K. RAMASWAMY, G.T. NANAVATI

ACT:

HEAD NOTE:

O R D E R

Delay condoned.

This special leave petition has been filed against the judgment of the High Court of Madras, made on May 7, 1996 in CRP No. 46-96. Admittedly, the petitioner's mother had filed an application under Order XXI, Rule 64, CPC to set aside the execution of sale of two items of properties. The petition ultimately came to be dismissed and became final.

After he demise, the petitioner filed application under Section 47 of the CPC contending that the property could not be brought to sale for several reasons. In the High Court, one of the grounds raised was that the properties were sold for a grossly inadequate price and sale of both the properties was excessive execution. It was stated that the decree was only for a sum of Rs. 10,000/- while two properties valuing Rs. 40,000/- and another Rs. 1,00,000/- have been brought to sale and, therefore, they are in excess of the decree in execution. The High Court has negative the contention on the ground that since the title of the petitioner had been negatived on earlier occasion and had become final, it could not be gone into for the third occasion Even though the petitioner had one-sixth share, as contended, in view of the prohibition contained under Order 21, Rule 93, CPC and since objection in respect of the excessive execution was not raised before the proclamation was settled the objection cannot be countenanced. Shri B. Kanta Rao, learned counsel for the petitioner contends that in view of Section 47 of the CPC, the petitioner is entitled to raise the objection at any stage and, therefore, the view taken by the High Court is not correct in law. We find no force in the contention. Section 47 postulates that all questions arising between the parties to the suit in which the decree was passed, or their representatives, and relating to the execution, discharge or satisfaction of the decree, shall be determined by the Court executing the decree and not by a separate suit. Explanation 1 added thereto by Amendment Act, 1976 postulates that for the purposes of this section, a plaintiff whose suit has been dismissed and a defendant against whom a suit has been dismissed, are parties to the suit. The opportunity to object to executability of the decree could be taken only once and repeated applications appear to be unwarranted. It is not in dispute that petitioner's mother had already agitated the right title to the property and claimed that to the extent of her right, the execution was not valid in law.

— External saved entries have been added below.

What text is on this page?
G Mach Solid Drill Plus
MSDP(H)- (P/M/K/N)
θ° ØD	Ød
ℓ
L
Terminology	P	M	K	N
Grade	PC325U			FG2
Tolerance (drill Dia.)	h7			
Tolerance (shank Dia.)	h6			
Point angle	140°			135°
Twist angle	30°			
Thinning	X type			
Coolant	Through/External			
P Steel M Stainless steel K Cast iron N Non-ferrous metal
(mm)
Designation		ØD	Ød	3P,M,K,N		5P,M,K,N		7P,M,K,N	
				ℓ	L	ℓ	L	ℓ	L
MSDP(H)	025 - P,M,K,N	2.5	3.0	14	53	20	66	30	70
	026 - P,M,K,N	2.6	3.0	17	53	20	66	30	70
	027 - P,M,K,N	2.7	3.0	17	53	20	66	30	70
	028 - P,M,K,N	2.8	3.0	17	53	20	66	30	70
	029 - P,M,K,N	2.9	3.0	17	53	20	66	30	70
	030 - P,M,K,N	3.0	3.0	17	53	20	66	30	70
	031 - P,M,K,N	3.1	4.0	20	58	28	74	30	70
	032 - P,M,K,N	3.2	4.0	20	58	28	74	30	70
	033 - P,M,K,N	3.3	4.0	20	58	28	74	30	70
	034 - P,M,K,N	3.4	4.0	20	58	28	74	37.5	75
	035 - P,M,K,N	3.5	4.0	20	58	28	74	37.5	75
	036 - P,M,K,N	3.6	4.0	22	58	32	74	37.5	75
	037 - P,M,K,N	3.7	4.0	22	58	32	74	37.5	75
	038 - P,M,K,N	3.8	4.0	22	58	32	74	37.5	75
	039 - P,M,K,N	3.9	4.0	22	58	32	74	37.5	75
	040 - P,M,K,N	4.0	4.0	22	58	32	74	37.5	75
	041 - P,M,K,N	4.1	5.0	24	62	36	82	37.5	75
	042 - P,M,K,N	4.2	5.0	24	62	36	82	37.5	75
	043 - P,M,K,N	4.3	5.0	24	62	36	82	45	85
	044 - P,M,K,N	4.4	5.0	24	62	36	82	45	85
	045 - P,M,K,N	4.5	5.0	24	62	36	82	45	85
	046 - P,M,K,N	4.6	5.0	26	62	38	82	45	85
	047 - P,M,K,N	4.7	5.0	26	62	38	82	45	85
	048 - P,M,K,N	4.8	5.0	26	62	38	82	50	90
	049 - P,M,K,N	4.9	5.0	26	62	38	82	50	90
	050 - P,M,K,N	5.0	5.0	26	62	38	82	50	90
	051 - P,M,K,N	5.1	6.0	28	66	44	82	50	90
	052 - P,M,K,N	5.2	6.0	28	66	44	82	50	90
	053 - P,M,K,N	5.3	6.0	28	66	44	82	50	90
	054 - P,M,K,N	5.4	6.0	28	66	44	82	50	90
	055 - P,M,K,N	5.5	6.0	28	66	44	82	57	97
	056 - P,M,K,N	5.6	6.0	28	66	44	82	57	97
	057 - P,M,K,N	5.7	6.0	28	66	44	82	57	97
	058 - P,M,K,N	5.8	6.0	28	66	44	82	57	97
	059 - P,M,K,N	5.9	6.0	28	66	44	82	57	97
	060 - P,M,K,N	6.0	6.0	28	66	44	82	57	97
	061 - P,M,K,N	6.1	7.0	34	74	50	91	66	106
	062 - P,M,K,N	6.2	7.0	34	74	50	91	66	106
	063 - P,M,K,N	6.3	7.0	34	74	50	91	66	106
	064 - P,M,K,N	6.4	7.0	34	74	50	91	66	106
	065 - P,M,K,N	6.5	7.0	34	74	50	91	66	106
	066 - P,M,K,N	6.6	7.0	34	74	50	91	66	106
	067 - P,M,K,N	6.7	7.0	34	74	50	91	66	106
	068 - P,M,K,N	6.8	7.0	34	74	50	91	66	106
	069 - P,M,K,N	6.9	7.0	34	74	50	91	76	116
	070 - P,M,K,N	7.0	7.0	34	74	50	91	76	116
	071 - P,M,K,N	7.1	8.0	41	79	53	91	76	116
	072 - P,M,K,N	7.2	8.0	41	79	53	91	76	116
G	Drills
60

That right having been negatived and become final, the petitioner cannot have any higher right than the mother herself had. The petitioner having allowed the orders to become final, it would not be open to the petition to raise the contentions thereafter. Even otherwise also, as held by the High Court, the objection as to excess execution has not been raised. Though Order 21, Rule 90(3), CPC may not be strictly construed so as to the put a fetter on the Court, due to non-raising of the objection before proclamation of sale and the objection could be raised even at a later stage, but since the title has already been lost and has become final, the petitioner cannot agitate the executability of the decree in the absence of any legal title to question the correctness of the execution. Under these circumstances, we do not think that we would be justified to exercise the power under Article 136 of the Constitution.

The special leave petition is accordingly dismissed.